Coolpix 995 has great macro range but is limited by 2 MP. I recently chose the Coolpix 5700 for its 8X optical zoom range, 5 MP and a macro range that covers about a third of the zoom range. The reviews I read about the new 8 MP digitals left me cold because of problems.

2 or 3 MP cameras just don't give the enlargement capability needed to really play with watch pics. If you're just posting to fora, etc. the additional resolution of the higher MP cameras seems to get lost depending on the screen resolution of the viewing PC and makes it difficult for dial-up connections.

Still using the old Canon F-1 and AE-1P with the macro lenses when the budget permits film development.

Its hard to control the pursuit of a 'holy grail' digital camera and save in anticipation of some upcoming private edition watches due soon. I may have to apply for a job as a greeter at Wal-Mart to help pay for some of these goodies.


----------



## Silver Hawk (Dec 2, 2003)

Isn't it true that modern digital compact cameras have partially removed the need for a true SLR?

In the 70's and 80's I was a very keen amateur rock photographer --- had many photos published in Sounds and New Musical Express magazines. Take at look at the 4th photo down in this link about the highly under-rated group "Magazine" with front man Howard Devoto....crikey, I took that photo in 1978







(and I thank whoever owns this site for acknowledging ownership of my photo







) I never used flash at these events, always set camera to 6400 ASA and spent hours in the darkroom pushing the ASA 400-rated film to this speed... Used the superb Canon AE-1 ....I'm digressing; I'm getting all nostalgic.









But I used an SLR in those distant days because it gave me 1) interchangable lenses and 2) I saw the potential image through the lens (SLR).

With modern digital compacts, the back LCD panel meets my view finder needs in a much better way than any 35mm or digital SLR ever could. And with something like the Canon A80 with a fully rotating 180 degree panel, even better. I can hold it way above my head / crowds / other obstructions etc, and by tilting that panel, can be sure of a good shot.
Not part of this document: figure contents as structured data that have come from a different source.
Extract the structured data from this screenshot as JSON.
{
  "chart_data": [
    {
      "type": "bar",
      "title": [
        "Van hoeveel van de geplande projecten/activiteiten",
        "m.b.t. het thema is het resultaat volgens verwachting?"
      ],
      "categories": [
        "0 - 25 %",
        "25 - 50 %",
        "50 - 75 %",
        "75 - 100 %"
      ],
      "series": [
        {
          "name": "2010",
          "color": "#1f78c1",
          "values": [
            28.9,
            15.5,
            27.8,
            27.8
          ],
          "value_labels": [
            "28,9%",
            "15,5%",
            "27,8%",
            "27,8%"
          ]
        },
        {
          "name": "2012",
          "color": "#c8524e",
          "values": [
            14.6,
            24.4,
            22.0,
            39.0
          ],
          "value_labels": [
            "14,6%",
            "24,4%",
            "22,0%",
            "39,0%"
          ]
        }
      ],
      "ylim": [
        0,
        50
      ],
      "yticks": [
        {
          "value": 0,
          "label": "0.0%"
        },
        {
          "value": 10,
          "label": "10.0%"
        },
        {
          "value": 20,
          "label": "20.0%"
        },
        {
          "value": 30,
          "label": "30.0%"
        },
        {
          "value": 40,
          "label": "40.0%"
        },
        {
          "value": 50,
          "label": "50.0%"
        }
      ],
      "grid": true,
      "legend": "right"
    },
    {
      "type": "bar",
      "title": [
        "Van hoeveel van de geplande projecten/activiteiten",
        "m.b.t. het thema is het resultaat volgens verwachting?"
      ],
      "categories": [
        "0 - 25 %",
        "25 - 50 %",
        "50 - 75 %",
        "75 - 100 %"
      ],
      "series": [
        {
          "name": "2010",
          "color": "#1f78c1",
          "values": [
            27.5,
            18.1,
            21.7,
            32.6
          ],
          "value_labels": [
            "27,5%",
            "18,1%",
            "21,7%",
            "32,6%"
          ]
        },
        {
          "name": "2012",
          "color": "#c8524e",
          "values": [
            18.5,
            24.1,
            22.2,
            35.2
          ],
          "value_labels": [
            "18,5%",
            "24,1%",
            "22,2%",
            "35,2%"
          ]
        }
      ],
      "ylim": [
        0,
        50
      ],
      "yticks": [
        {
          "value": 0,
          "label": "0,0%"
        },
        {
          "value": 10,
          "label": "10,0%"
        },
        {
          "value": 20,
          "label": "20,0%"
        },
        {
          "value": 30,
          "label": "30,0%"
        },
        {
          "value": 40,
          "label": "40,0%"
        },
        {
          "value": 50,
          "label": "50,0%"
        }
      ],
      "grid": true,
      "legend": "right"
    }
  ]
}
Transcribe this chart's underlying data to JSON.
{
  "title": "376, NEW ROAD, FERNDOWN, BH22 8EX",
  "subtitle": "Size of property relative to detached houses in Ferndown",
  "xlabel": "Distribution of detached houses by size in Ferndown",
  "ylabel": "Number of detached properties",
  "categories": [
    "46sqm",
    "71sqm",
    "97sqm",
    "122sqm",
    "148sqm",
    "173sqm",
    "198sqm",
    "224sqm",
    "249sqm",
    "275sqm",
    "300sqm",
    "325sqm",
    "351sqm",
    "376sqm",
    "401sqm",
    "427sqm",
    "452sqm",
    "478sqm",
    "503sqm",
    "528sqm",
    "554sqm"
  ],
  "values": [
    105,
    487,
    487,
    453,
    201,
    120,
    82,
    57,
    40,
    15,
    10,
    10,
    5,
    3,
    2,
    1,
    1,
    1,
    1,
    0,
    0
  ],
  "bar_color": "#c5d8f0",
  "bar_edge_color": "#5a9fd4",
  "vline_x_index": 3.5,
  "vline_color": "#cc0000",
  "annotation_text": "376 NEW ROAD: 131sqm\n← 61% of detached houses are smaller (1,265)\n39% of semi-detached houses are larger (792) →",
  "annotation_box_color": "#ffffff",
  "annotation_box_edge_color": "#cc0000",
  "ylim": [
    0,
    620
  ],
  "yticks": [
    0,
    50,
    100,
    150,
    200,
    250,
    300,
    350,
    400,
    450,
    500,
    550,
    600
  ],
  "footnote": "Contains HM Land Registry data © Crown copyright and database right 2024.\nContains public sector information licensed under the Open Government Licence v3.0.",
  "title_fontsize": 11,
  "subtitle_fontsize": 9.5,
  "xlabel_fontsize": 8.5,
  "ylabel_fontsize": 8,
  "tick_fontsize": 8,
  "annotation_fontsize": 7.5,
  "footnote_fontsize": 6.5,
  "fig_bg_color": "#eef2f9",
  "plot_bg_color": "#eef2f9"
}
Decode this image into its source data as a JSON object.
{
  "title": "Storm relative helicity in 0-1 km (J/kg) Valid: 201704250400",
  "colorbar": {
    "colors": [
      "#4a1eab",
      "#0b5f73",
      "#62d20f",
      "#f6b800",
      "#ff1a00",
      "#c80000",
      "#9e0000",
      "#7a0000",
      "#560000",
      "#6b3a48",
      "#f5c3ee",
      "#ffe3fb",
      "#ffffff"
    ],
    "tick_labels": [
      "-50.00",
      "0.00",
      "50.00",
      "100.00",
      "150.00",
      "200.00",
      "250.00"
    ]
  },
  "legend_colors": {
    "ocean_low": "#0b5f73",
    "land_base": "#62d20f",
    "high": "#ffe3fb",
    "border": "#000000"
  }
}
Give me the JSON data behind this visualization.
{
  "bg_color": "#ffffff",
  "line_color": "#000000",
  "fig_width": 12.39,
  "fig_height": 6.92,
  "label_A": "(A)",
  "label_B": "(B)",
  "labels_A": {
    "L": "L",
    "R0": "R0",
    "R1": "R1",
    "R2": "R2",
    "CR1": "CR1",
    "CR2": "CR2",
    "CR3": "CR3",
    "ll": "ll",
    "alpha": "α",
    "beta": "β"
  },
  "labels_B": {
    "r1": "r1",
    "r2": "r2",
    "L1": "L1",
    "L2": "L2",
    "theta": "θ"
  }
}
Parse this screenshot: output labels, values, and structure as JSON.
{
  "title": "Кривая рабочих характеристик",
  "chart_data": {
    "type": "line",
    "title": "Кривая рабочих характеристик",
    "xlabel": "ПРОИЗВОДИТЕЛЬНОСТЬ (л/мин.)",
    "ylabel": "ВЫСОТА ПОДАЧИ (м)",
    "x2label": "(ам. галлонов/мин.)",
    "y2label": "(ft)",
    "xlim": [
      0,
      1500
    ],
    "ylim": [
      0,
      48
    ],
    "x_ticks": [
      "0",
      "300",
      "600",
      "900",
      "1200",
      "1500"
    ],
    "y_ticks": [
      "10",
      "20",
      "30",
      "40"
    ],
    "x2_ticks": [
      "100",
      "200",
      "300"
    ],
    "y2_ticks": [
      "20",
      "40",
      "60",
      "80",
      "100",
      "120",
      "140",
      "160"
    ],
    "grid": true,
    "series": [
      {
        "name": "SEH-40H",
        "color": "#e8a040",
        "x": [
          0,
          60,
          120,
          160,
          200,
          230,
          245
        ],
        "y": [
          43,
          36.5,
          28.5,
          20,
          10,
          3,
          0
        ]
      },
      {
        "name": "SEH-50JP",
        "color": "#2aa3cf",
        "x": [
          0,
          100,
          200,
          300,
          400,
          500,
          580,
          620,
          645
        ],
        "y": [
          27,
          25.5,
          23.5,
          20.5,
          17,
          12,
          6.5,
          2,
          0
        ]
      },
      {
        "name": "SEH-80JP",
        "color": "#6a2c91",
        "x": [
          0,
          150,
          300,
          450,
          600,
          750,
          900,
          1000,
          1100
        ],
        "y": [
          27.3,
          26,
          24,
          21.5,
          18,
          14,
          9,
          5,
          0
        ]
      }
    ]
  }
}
And if the fixed zoom lens meets your needs, then why go for an SLR? At the risk of sounding like a Canon sales person, the A80 with it manual shooting modes gives me exactly what I want from a modern digital. For family use, I usually just stick it on Auto, but when I want Aperture-priority or Shutter-priority or manual focus or macro or total control...it's all there.

Cheers

Paul


----------



## Bjorn (Jun 10, 2004)

Silver Hawk said:


> In the 70's and 80's I was a very keen amateur rock photographer --- had many photos published in Sounds and New Musical Express magazines. Take at look at the 4th photo down in this link about the highly under-rated group "Magazine" with front man Howard Devoto....crikey, I took that photo in 1978
> 
> 
> 
> ...


OT, but anyway;

I loved their second album, Secondhand Daylight. Still play it now and then.

Bjorn


----------



## pg tips (May 16, 2003)

My dad is a big Canon fan, has quite a bit of stuff, gone eos but hasn't got a digi body......yet.

He gave my mum his old AE1 programme as her point and shoot camera! She's quite a good photographer actually although everything is shot on auto.

Never heard of Magazine Paul. I must be too young!


----------



## rhaythorne (Jan 12, 2004)

Silver Hawk said:



> In the 70's and 80's I was a very keen amateur rock photographer --- had many photos published in Sounds and New Musical Express magazines. Take at look at the 4th photo down in this link about the highly under-rated group "Magazine" with front man Howard Devoto....


Cool. I used to like Sounds. Much rockier than NME









I think I might have a copy of "Shot by Both Sides" somewhere around. I was more of a Clash fan at the time though









I'll check out the Canon A80, it sounds promising.


----------